“On Lying”: Torah and Tidbits: Yitro

When is lying permitted? 

This question comes to the foreground in our Torah’s unfolding story. Moses has misled Pharaoh. The Israelite leader did not say, “Let my people go for we refuse to serve as your slaves.” Rather he repeatedly said on behalf of God, “Let My people go to worship Me in the wilderness (Exodus 7:16, 26; 8:16; 9:1,13) and gave a specific time frame of three days (Exodus 8:23). No wonder Pharaoh and his officers sent the army in hot pursuit when after three days the Israelites failed to return. Rabbi Jonathan Sacks in a recent d’var Torah explains that when dealing with a tyrant misleading statements are permitted, for such a person holds power unfairly and cruelly and is unworthy of any respect [http://rabbisacks.org/freedom-truth-vaera-5777/]. Otherwise, truth telling is essential for the future of any relationship.

In this week’s Torah reading, the Ten Commandments emphasize that honesty is a foundational expectation.

Third command: “You shall not swear falsely by the name of the Lord your God; for the Lord will not clear one who swears falsely by that name” (Exodus 20:7). On this verse, Abraham Ibn Ezra (Spain, 1089-1164) comments “If one does not keep one’s word, that is tantamount to repudiating the name of God.”

Ninth command: “You shall not bear false witness against your neighbor” (Exodus 20:13).

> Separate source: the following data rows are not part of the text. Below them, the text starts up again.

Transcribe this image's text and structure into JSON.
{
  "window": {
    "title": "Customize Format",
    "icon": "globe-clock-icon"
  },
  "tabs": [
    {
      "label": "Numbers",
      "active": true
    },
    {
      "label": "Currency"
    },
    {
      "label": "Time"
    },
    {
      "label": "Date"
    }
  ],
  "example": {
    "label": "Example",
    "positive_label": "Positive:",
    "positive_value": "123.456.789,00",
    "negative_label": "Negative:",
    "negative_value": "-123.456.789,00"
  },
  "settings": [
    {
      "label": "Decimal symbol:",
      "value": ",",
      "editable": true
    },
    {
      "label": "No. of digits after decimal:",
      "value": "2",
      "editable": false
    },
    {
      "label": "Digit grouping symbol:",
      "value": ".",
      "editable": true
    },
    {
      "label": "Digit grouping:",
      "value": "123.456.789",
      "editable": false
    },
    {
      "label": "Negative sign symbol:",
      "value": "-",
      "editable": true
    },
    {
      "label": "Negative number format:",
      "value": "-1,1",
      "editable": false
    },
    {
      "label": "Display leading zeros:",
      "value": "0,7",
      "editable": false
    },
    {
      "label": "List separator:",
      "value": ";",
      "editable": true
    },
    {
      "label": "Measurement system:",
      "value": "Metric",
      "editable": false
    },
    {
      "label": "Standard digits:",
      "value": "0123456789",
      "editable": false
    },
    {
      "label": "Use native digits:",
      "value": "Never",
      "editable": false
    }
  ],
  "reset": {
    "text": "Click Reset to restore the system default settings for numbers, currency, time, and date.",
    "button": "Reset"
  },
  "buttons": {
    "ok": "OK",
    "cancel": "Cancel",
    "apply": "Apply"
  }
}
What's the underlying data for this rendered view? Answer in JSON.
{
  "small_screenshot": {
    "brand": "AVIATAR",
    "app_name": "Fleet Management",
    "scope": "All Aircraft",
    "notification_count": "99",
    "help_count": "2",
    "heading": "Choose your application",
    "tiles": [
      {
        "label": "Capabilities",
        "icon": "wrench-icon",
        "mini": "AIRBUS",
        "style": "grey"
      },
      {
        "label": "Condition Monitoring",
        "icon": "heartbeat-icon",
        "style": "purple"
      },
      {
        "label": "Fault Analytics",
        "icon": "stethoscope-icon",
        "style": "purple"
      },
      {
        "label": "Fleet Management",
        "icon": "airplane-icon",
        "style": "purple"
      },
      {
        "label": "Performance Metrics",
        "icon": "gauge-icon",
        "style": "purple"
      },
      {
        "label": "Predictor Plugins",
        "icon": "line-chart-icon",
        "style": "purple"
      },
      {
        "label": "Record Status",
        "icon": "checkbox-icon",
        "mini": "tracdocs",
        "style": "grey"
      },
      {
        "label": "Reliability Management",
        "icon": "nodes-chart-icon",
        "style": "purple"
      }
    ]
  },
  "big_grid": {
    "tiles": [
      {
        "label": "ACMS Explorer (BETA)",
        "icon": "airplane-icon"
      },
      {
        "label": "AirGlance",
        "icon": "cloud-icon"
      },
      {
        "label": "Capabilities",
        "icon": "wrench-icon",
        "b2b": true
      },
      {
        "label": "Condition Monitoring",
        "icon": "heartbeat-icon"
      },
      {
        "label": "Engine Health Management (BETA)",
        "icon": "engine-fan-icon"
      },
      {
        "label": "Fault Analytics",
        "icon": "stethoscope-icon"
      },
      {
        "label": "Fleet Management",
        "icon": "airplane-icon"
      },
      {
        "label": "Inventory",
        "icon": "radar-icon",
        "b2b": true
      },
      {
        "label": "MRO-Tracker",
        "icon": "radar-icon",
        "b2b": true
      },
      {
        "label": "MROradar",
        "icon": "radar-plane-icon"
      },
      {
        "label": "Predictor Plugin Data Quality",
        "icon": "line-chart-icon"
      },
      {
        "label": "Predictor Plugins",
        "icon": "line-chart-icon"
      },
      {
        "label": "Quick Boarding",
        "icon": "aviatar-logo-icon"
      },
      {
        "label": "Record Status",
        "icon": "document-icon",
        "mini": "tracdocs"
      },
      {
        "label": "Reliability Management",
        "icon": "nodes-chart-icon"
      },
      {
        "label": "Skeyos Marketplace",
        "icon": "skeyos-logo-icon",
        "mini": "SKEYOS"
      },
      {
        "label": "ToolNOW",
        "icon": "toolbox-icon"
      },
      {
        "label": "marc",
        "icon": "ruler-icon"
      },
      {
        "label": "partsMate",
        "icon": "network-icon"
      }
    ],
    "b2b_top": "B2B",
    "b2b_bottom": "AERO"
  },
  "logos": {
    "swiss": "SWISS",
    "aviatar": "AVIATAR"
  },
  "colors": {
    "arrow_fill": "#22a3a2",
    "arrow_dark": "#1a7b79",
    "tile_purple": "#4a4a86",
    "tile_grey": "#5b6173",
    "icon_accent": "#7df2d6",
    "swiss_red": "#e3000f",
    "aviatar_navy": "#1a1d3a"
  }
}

This prohibition is in the same verse as murder, adultery and theft.  According to the rabbinic sages, this law holds even when not swearing with God’s name in the context of judicial proceedings.  Moses Alshekh (Turkey, 16th century), will comment that – “‘You shall not testify falsely on behalf on your neighbor’ even to help an honest person with a case in which a witness is lacking.”

Yiddish sayings encapsulate the wisdom of our people’s lived experience. Two come to mind that are pertinent to truth-telling:

A halber emez iz a gantzer ligen’ – “A half truth is a whole lie.”
Der emes kumt aroys vi boyml fun vaser– “The truth comes out like oil on water.”

These admonitions begin with ourselves. As we recite in the closing paragraph of our thrice-daily Amidah prayers: “My God, keep my tongue from evil, my lips from lies.”